We never met, and since you died in 2005, we won’t, (at least this side of Eternity).  I am writing to you today because yesterday would have been your 102nd birthday and this seemed to be a good enough occasion to offer you my thanks.

You were born into a world that is totally unrecognizable to me. Not just because you lived in rural Alabama, but because the colour of your skin dictated a way of life where inequality and injustice were everyday companions. You were a grown woman of 43 before I was even born and I can well believe that you were tired of ‘giving in’ when in 1955, you stood up to a white bully and the white ‘system’ when you refused to move from your seat on that crowded bus in Montgomery.

I know you weren’t the first person to refuse to give your seat on a bus, but you were the one who became in MLK’s* opinion, the catalyst for change.  It took many years, indeed, there’s still a way to go, but America was changed for the better because you were ‘tired’ of giving in.

You probably never even imagined that day, 1st December 1955, when you were traveling home after your day’s work that you would, eventually become something of an icon; a powerful figure in the Civil Rights Movement.  You definitely wouldn’t ever imagine that you would become an inspirational figure in my life.  How could you? As I said before, we never met.  You are though,(an inspirational figure).  You and I have more in common than it may, at first seem.

I live in the UK, am white and have never, ever had to put up with the privations that were part and parcel of your world.  However, the main thing that you and I share is that we are people of faith, the same faith in fact.

That faith tells us that, “There is neither Jew nor Greek, there is neither bond nor free, there is neither male nor female: for you are all one in Christ Jesus.” (Galatians 3:28)
In a world that payed lip-service to the teachings of Jesus you chose to embody them.  I get that it wasn’t easy.  You were arrested.  It took years.  You didn’t actually agree with MLK on some of the issues, (and that’s another story, right?)  Ultimately though, you were brave enough to stand up to the Bully and the world changed.

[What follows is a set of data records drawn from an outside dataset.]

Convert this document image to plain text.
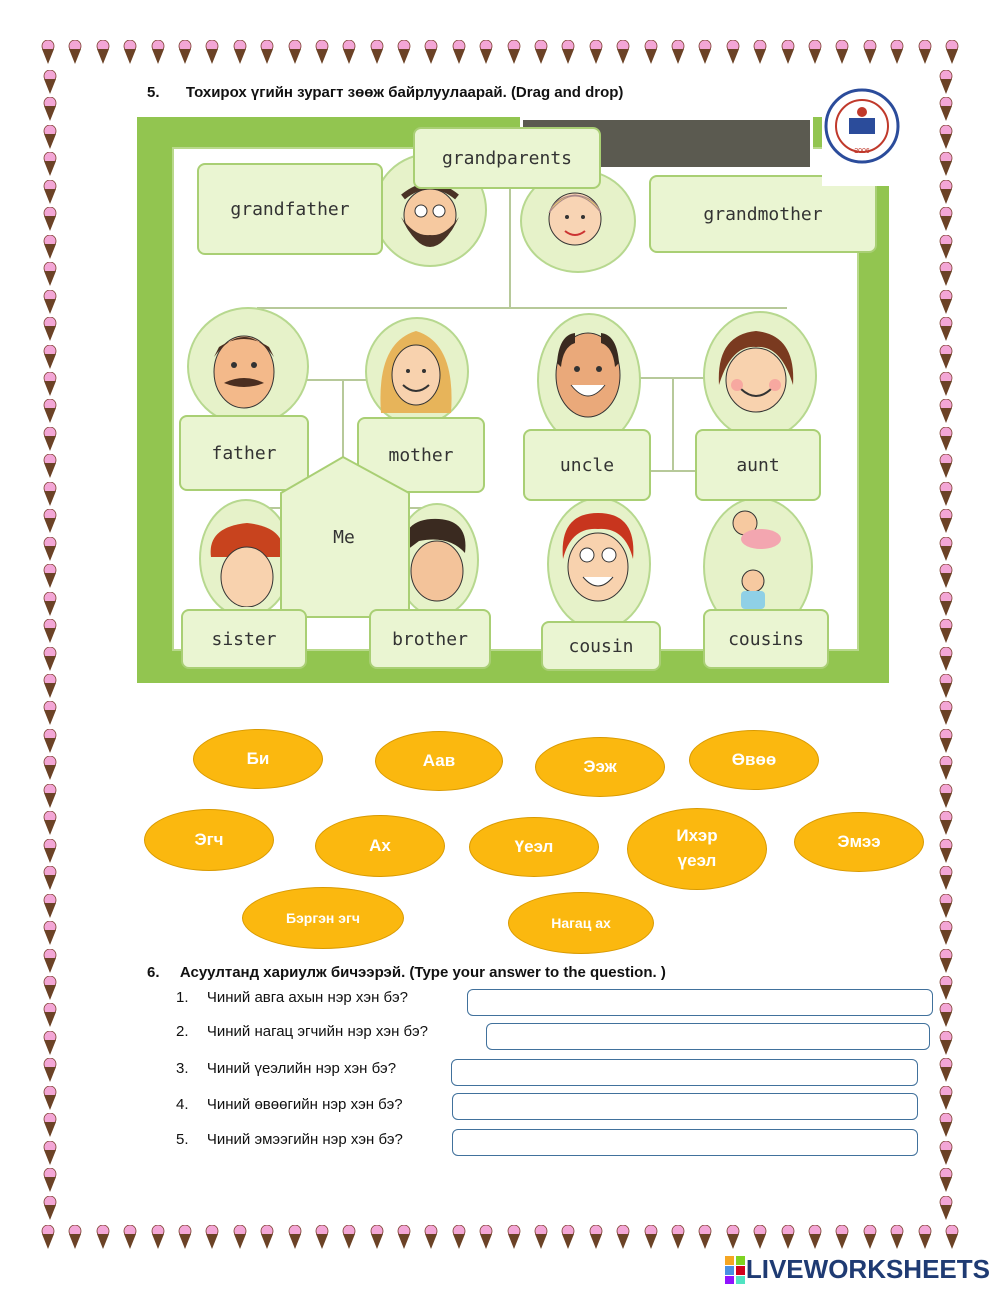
5. Тохирох үгийн зурагт зөөж байрлуулаарай. (Drag and drop)
grandparents
grandfather	grandmother
father	mother	uncle	aunt
Me
sister	brother	cousin	cousins
2006
Би	Аав	Ээж	Өвөө
Эгч	Ах	Үеэл
Ихэр
үеэл
Эмээ
Бэргэн эгч	Нагац ах
6. Асуултанд хариулж бичээрэй. (Type your answer to the question. )
1. Чиний авга ахын нэр хэн бэ?
2. Чиний нагац эгчийн нэр хэн бэ?
3. Чиний үеэлийн нэр хэн бэ?
4. Чиний өвөөгийн нэр хэн бэ?
5. Чиний эмээгийн нэр хэн бэ?
LIVEWORKSHEETS
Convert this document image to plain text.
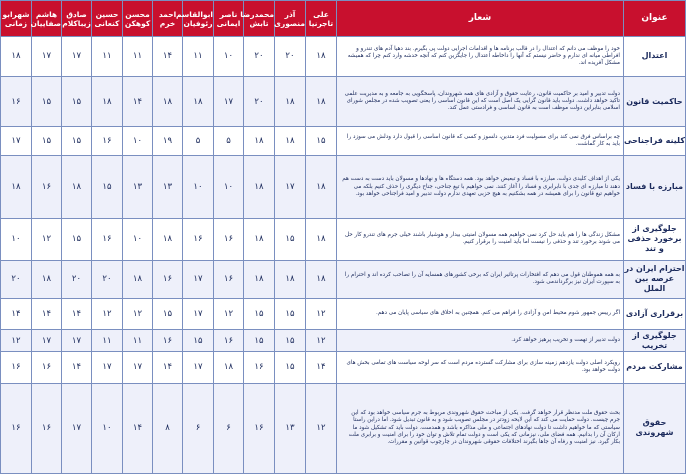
عنوان	شعار	علی تاجرنیا	آذر منصوری	محمدرضا تابش	ناصر ایمانی	ابوالقاسم رئوفیان	احمد خرم	محسن کوهکن	حسین کنعانی	صادق زیباکلام	هاشم صفاییان	شهرابو زمانی
اعتدال	خود را موظف می دانم که اعتدال را در قالب برنامه ها و اقدامات اجرایی دولت پی بگیرم. بند دهیا آدم های تندرو و افراطی میانه ای ندارم و حاضر نیستم که آنها را داخاطه اعتدال را جایگزین کنم که آنچه خدشه وارد کنم چرا که همیشه مشکل آفریده اند.	۱۸	۲۰	۲۰	۱۰	۱۱	۱۴	۱۱	۱۱	۱۷	۱۷	۱۸
حاکمیت قانون	دولت تدبیر و امید بر حاکمیت قانون، رعایت حقوق و آزادی های همه شهروندان، پاسخگویی به جامعه و به مدیریت علمی تاکید خواهد داشت. دولت باید قانون گرایی یک اصل است که این قانون اساسی را یعنی تصویب شده در مجلس شورای اسلامی بنابراین دولت موظف است به قانون اساسی و فرادستی عمل کند.	۱۸	۱۸	۲۰	۱۷	۱۸	۱۸	۱۴	۱۸	۱۵	۱۵	۱۶
کلینه فراجناحی	چه براساس فرق نمی کند برای مسولیت فرد متدین، دلسوز و کسی که قانون اساسی را قبول دارد ودلش می سوزد را باید به کار گماشت.	۱۵	۱۸	۱۸	۵	۵	۱۹	۱۰	۱۶	۱۵	۱۵	۱۷
مبارزه با فساد	یکی از اهداف کلیدی دولت، مبارزه با فساد و تبعیض خواهد بود. همه دستگاه ها و نهادها و مسولان باید دست به دست هم دهند تا مبارزه ای جدی با نابرابری و فساد را آغاز کنند. نمی خواهیم با تیغ جناحی، جناح دیگری را حذف کنیم بلکه می خواهیم تیغ قانون را برای همیشه در همه بشکنیم به هیچ حزبی تعهدی ندارم دولت تدبیر و امید فراجناحی خواهد بود.	۱۸	۱۷	۱۸	۱۰	۱۰	۱۳	۱۳	۱۵	۱۸	۱۶	۱۸
جلوگیری از برخورد حذفی و تند	مشکل زندگی ها را هم باید حل کرد نمی خواهیم همه مسولان امنیتی بیدار و هوشیار باشند خیلی جرم های تندرو کار حل می شوند برخورد تند و حذفی را نیست اما باید امنیت را برقرار کنیم.	۱۸	۱۵	۱۸	۱۶	۱۶	۱۸	۱۰	۱۶	۱۵	۱۲	۱۰
احترام ایران در عرصه بین الملل	به همه هموطنان قول می دهم که افتخارات پرتاثیر ایران که برخی کشورهای همسایه آن را تصاحب کرده اند و احترام را به سپورت ایران نیز برگرداندمی شود.	۱۸	۱۸	۱۸	۱۶	۱۷	۱۶	۱۸	۲۰	۲۰	۱۸	۲۰
برقراری آزادی	اگر رییس جمهور شوم محیط امن و آزادی را فراهم می کنم. همچنین به اخلاق های سیاسی پایان می دهم.	۱۲	۱۵	۱۵	۱۲	۱۷	۱۵	۱۲	۱۲	۱۴	۱۴	۱۴
جلوگیری از تخریب	دولت تدبیر از تهمت و تخریب پرهیز خواهد کرد.	۱۲	۱۵	۱۵	۱۶	۱۵	۱۶	۱۱	۱۱	۱۷	۱۷	۱۲
مشارکت مردم	رویکرد اصلی دولت یازدهم زمینه سازی برای مشارکت گسترده مردم است که سر لوحه سیاست های تمامی بخش های دولت خواهد بود.	۱۴	۱۵	۱۶	۱۸	۱۷	۱۴	۱۷	۱۷	۱۴	۱۶	۱۶
حقوق شهروندی	بحث حقوق ملت مدنظر قرار خواهد گرفت. یکی از مباحث حقوق شهروندی مربوط به جرم سیاسی خواهد بود که این جرم چیست. دولت حمایت می کند که این لایحه زودتر در مجلس تصویب شود و به قانون تبدیل شود. اما دراین راستا سیاستی که ما خواهیم داشت تا دولت نهادهای اجتماعی و ملی مذاکره باشد و همدست. دولت باید که تشکیل شود ما ارکان آن را بدانیم. همه فضای ملی، نیزمانی که یکی است و دولت تمام تلاش و توان خود را برای امنیت و برابری ملت بکار گیرد. نیز امنیت و رفاه آن جاها بگیرند اختلافات حقوقی شهروندان در چارچوب قوانین و مقررات.	۱۲	۱۳	۱۶	۶	۶	۸	۱۴	۱۰	۱۷	۱۶	۱۶
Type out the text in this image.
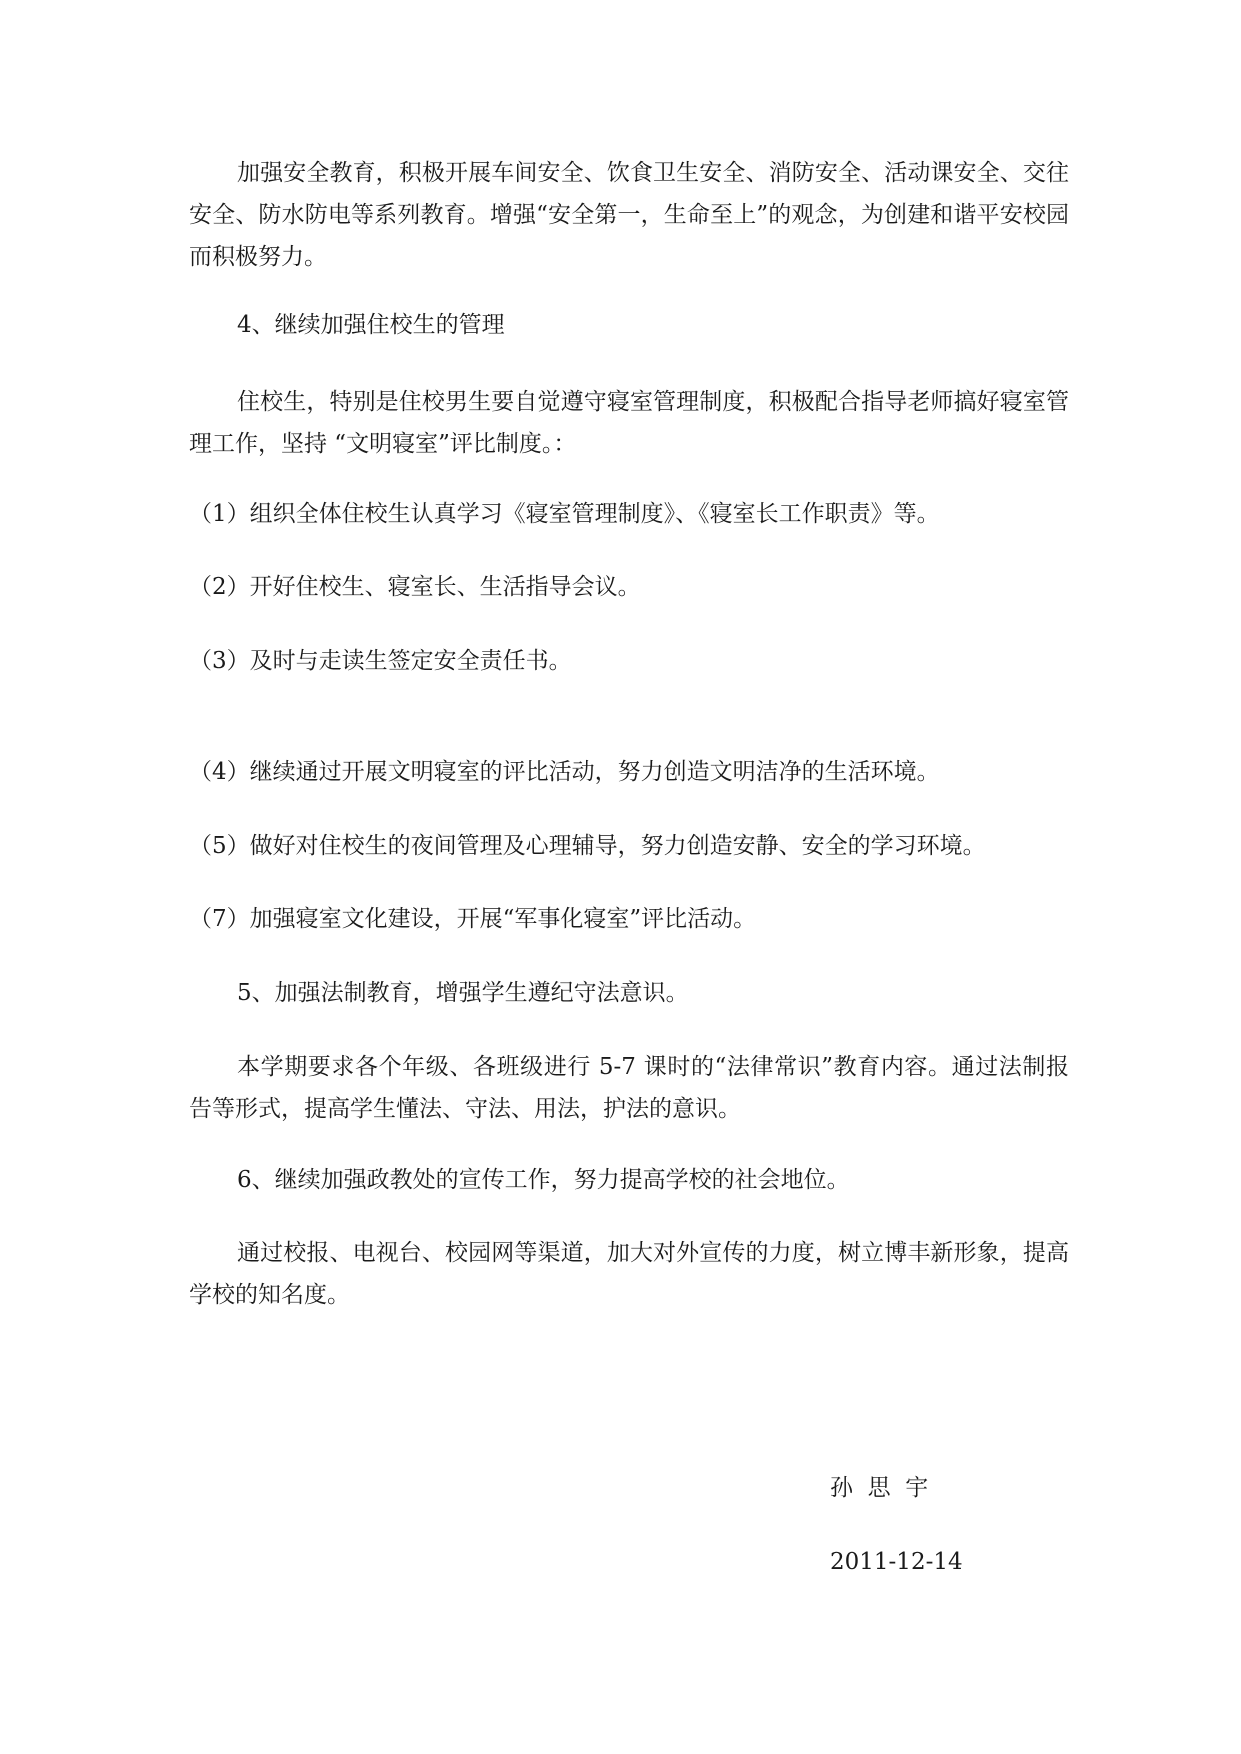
加强安全教育，积极开展车间安全、饮食卫生安全、消防安全、活动课安全、交往安全、防水防电等系列教育。增强“安全第一，生命至上”的观念，为创建和谐平安校园而积极努力。

4、继续加强住校生的管理

住校生，特别是住校男生要自觉遵守寝室管理制度，积极配合指导老师搞好寝室管理工作，坚持 “文明寝室”评比制度。：

（1）组织全体住校生认真学习《寝室管理制度》、《寝室长工作职责》等。

（2）开好住校生、寝室长、生活指导会议。

（3）及时与走读生签定安全责任书。

（4）继续通过开展文明寝室的评比活动，努力创造文明洁净的生活环境。

（5）做好对住校生的夜间管理及心理辅导，努力创造安静、安全的学习环境。

（7）加强寝室文化建设，开展“军事化寝室”评比活动。

5、加强法制教育，增强学生遵纪守法意识。

本学期要求各个年级、各班级进行 5-7 课时的“法律常识”教育内容。通过法制报告等形式，提高学生懂法、守法、用法，护法的意识。

6、继续加强政教处的宣传工作，努力提高学校的社会地位。

通过校报、电视台、校园网等渠道，加大对外宣传的力度，树立博丰新形象，提高学校的知名度。

孙  思  宇

2011-12-14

There’s a new film, out in America and due for release here tomorrow, called Selma.  The film is set ten years after your bus journey, and tells of the March from Selma to Montgomery.  You aren’t in it, of course.  You were living in Detroit by then, working for John Conyers.  No, the film is all about MLK, (and I’m a big fan, so I shall be going to see it – despite the fact that it seems to be all about men, again – come on, Hollywood).  You were working for, and supporting an African-American representative in the State legislature.  Doing your bit to change things from the inside.

I just wanted to say a big,’Thank you, Mrs Parks!” Oh, and Happy Birthday!

*MLK is, of course, Martin Luther King.